Monday 17 November 2014

REVIEW - THE BABADOOK (JENNIFER KENT)


Fear is quite literally in the mind in Jennifer Kent's The Babadook, an extraordinary debut feature from the Australian filmmaker. Appreciating that what scares us most is that which we know to be true but feel powerless to conquer, she realises the psychological as physical, confronting her characters with emotions they experience with frightening force yet are unable to quantify. It's thus that The Babadook may qualify as one of cinema's most terrifying films: Kent presents us not with the mythical boogeyman of our nightmares, fantastical and easy to wish away, but with a manifestation of pure pain and terror, and you can't get rid of the babadook. I can't quite get rid of it from my memory, so visceral is the horror that Kent has devised, with equal skill in her technical ability as in her conceptual, screenwriting ability. Her manipulation of space is masterful, emphasising areas we'd not yet identified as being there, or expanding the geography of her film through darkness, a thoroughly chilling device she makes extensive use of.

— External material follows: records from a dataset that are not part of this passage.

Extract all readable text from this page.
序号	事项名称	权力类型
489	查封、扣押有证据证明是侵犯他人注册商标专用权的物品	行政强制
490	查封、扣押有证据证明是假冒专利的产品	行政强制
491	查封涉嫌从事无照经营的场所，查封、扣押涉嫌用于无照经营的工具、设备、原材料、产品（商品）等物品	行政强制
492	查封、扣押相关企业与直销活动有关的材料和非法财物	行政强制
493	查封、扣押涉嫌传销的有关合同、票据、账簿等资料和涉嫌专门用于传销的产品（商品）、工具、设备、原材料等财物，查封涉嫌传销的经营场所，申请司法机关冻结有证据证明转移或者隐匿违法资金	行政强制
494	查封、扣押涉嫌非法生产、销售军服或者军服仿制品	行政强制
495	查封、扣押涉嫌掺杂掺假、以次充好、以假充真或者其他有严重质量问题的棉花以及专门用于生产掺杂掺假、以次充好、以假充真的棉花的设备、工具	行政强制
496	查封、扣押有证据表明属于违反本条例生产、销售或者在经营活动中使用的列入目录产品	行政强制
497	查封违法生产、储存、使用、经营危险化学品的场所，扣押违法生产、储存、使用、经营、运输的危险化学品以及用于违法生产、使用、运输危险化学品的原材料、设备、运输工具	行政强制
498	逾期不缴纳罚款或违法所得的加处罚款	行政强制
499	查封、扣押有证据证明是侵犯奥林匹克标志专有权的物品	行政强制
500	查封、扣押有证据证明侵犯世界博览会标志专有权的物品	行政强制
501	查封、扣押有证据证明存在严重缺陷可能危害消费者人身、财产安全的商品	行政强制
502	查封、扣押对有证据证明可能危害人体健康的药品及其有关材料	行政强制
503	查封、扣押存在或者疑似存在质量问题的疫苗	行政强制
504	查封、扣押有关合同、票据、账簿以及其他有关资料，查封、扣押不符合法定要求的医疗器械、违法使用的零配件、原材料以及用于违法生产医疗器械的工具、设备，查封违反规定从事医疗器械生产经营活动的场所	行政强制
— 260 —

Kent toys with concealed and unexplored physical space to evoke similar ones in one's psyche - you're left looking over your shoulder when leaving the cinema, checking under the bed at night, not for flesh and blood monsters who can be vanquished with a craftily-constructed slingshot, but for parts of ourselves we'd hoped never to re-encounter. Tech specs are perfectly calibrated to function as part of Kent's vision, integrated wholly into the film's key intent (plainly, to terrify); acting is as deeply disturbing as the film's other elements, and quite brilliant, from Essie Davis and Noah Wiseman.